Setidaknya tujuh kasus COVID-19 telah dikonfirmasi dalam infeksi klaster yang terkait dengan pekerja di Taipei Main Station (TMS), ujar Pemerintah Kota Taipei mengatakan Senin kemarin.
Ketujuh kasus tersebut melibatkan empat petugas kebersihan dan anggota keluarga mereka, yang dikonfirmasi selama empat hari terakhir telah tertular penyakit tersebut, kata Wakil Walikota Taipei Huang Shan-shan (黄珊珊) dalam konferensi pers.
Kasus-kasus pertama di cluster dilaporkan 23 dan 24 Juli, ketika tiga wanita yang bekerja sebagai pembersih di kamar mandi di lobi stasiun dipastikan terinfeksi COVID-19, kata Huang.

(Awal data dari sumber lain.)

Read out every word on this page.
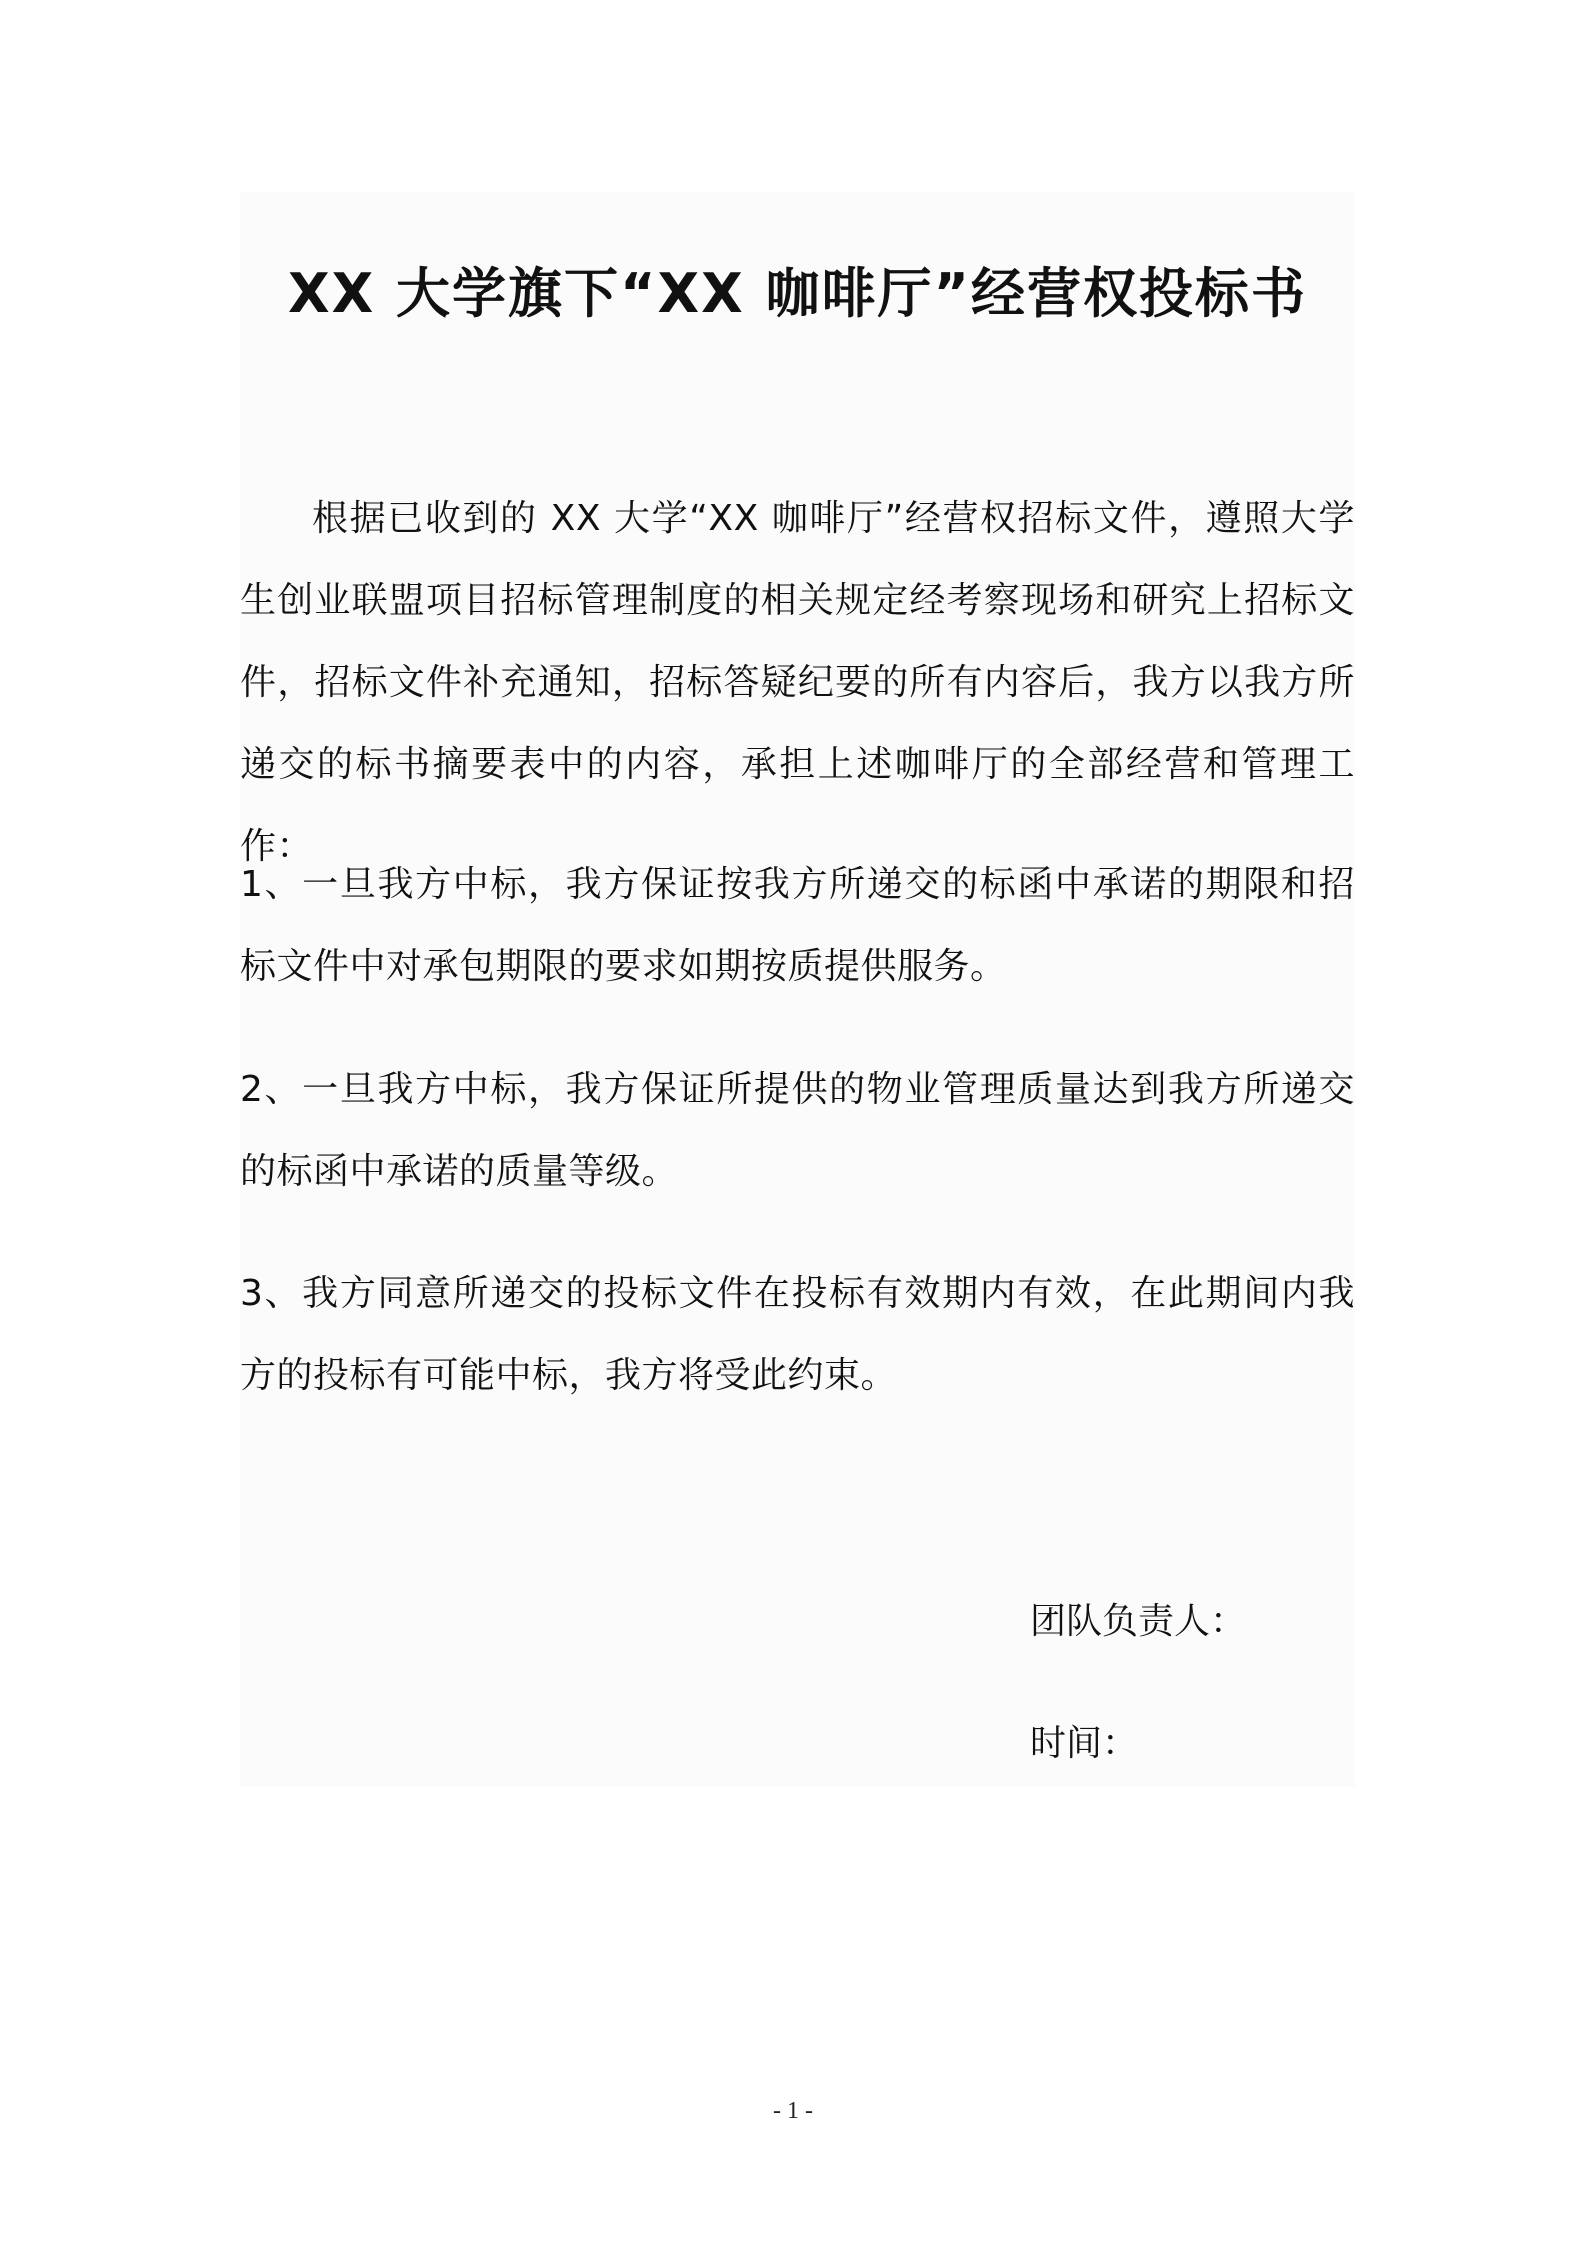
XX 大学旗下“XX 咖啡厅”经营权投标书

根据已收到的 XX 大学“XX 咖啡厅”经营权招标文件，遵照大学生创业联盟项目招标管理制度的相关规定经考察现场和研究上招标文件，招标文件补充通知，招标答疑纪要的所有内容后，我方以我方所递交的标书摘要表中的内容，承担上述咖啡厅的全部经营和管理工作：

1、一旦我方中标，我方保证按我方所递交的标函中承诺的期限和招标文件中对承包期限的要求如期按质提供服务。

2、一旦我方中标，我方保证所提供的物业管理质量达到我方所递交的标函中承诺的质量等级。

3、我方同意所递交的投标文件在投标有效期内有效，在此期间内我方的投标有可能中标，我方将受此约束。

团队负责人：
时间：
- 1 -
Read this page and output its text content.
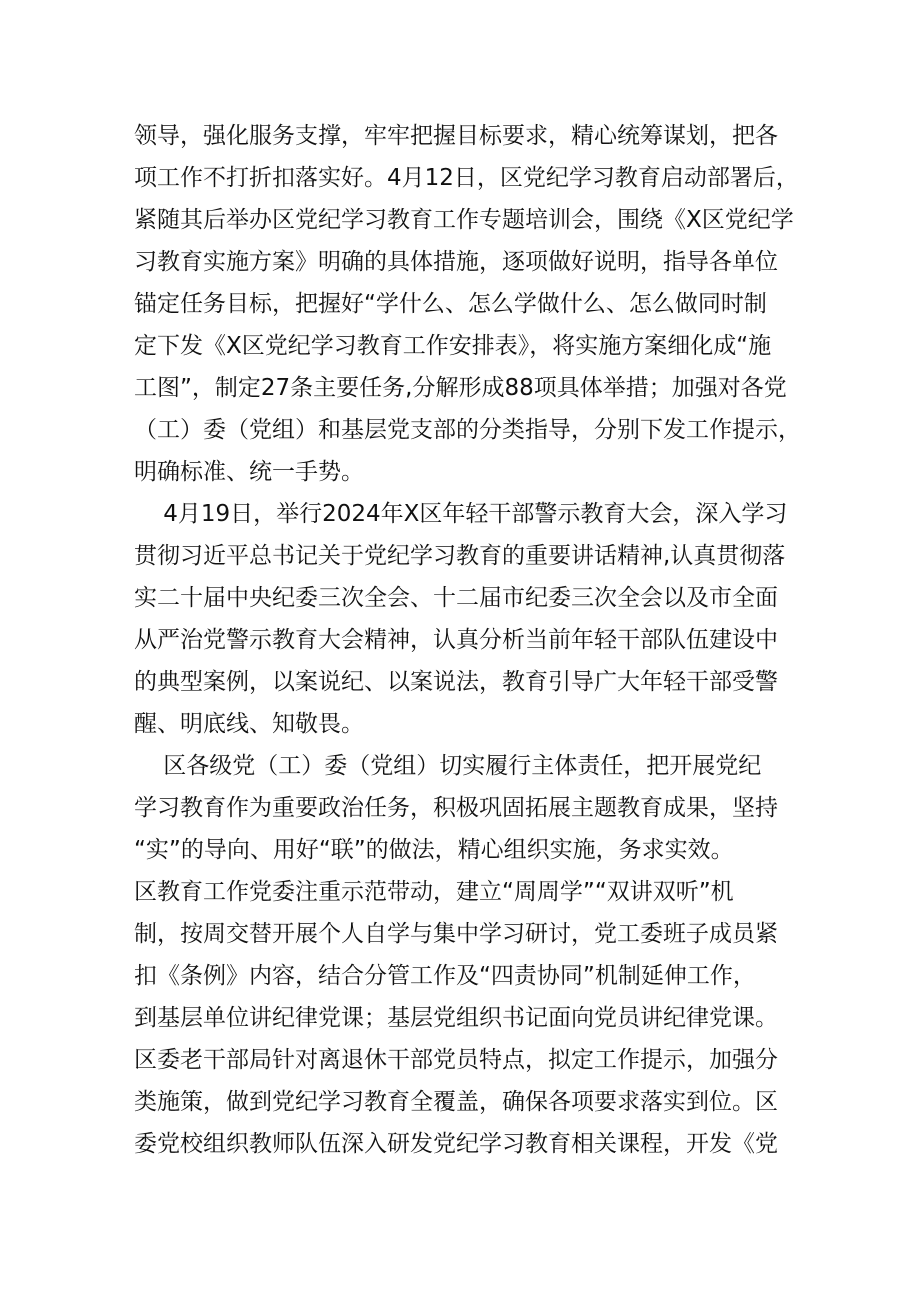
领导，强化服务支撑，牢牢把握目标要求，精心统筹谋划，把各
项工作不打折扣落实好。4月12日，区党纪学习教育启动部署后，
紧随其后举办区党纪学习教育工作专题培训会，围绕《X区党纪学
习教育实施方案》明确的具体措施，逐项做好说明，指导各单位
锚定任务目标，把握好“学什么、怎么学做什么、怎么做同时制
定下发《X区党纪学习教育工作安排表》，将实施方案细化成“施
工图”，制定27条主要任务,分解形成88项具体举措；加强对各党
（工）委（党组）和基层党支部的分类指导，分别下发工作提示，
明确标准、统一手势。
4月19日，举行2024年X区年轻干部警示教育大会，深入学习
贯彻习近平总书记关于党纪学习教育的重要讲话精神,认真贯彻落
实二十届中央纪委三次全会、十二届市纪委三次全会以及市全面
从严治党警示教育大会精神，认真分析当前年轻干部队伍建设中
的典型案例，以案说纪、以案说法，教育引导广大年轻干部受警
醒、明底线、知敬畏。
区各级党（工）委（党组）切实履行主体责任，把开展党纪
学习教育作为重要政治任务，积极巩固拓展主题教育成果，坚持
“实”的导向、用好“联”的做法，精心组织实施，务求实效。
区教育工作党委注重示范带动，建立“周周学”“双讲双听”机
制，按周交替开展个人自学与集中学习研讨，党工委班子成员紧
扣《条例》内容，结合分管工作及“四责协同”机制延伸工作，
到基层单位讲纪律党课；基层党组织书记面向党员讲纪律党课。
区委老干部局针对离退休干部党员特点，拟定工作提示，加强分
类施策，做到党纪学习教育全覆盖，确保各项要求落实到位。区
委党校组织教师队伍深入研发党纪学习教育相关课程，开发《党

Pada 24 Juli, pasangan yang tinggal di salah satu rumah petugas kebersihan dan putri dari yang lain dilaporkan sebagai kasus positif, kata Huang.
Satu hari kemudian, petugas kebersihan lain dan pasangan tinggalnya dipastikan terinfeksi, sehingga jumlah kasus di cluster itu menjadi tujuh, kata wakil walikota.
Dia mengatakan pemerintah kota telah membentuk satuan tugas untuk menangani situasi itu, dan semua toko di lantai dasar di TMS telah ditutup untuk disinfeksi, selama tiga hari, hingga 27 Juli.
Sementara itu, 316 pegawai toko dan karyawan yang bekerja di lantai bawah stasiun kereta, tempat petugas kebersihan berada, sedang menjalani tes COVID-19, dan pemerintah kota memantau situasi dengan cermat untuk menentukan apakah pekerja di lantai lain mungkin telah terinfeksi, kata Huang.
Pada konferensi pers, Walikota Taipei Ko Wen-je (柯文哲) mengatakan pemerintah kota sedang menyelidiki wabah di TMS karena empat petugas kebersihan, semuanya perempuan, dipekerjakan dengan dua perusahaan kontraktor yang juga menyediakan layanan ke Kota New Taipei.
Cluster baru di TMS telah muncul kurang dari dua minggu setelah lima pegawai toko di K Underground Mall stasiun ditemukan terinfeksi dan mal ditutup 15-18 Juli untuk disinfeksi.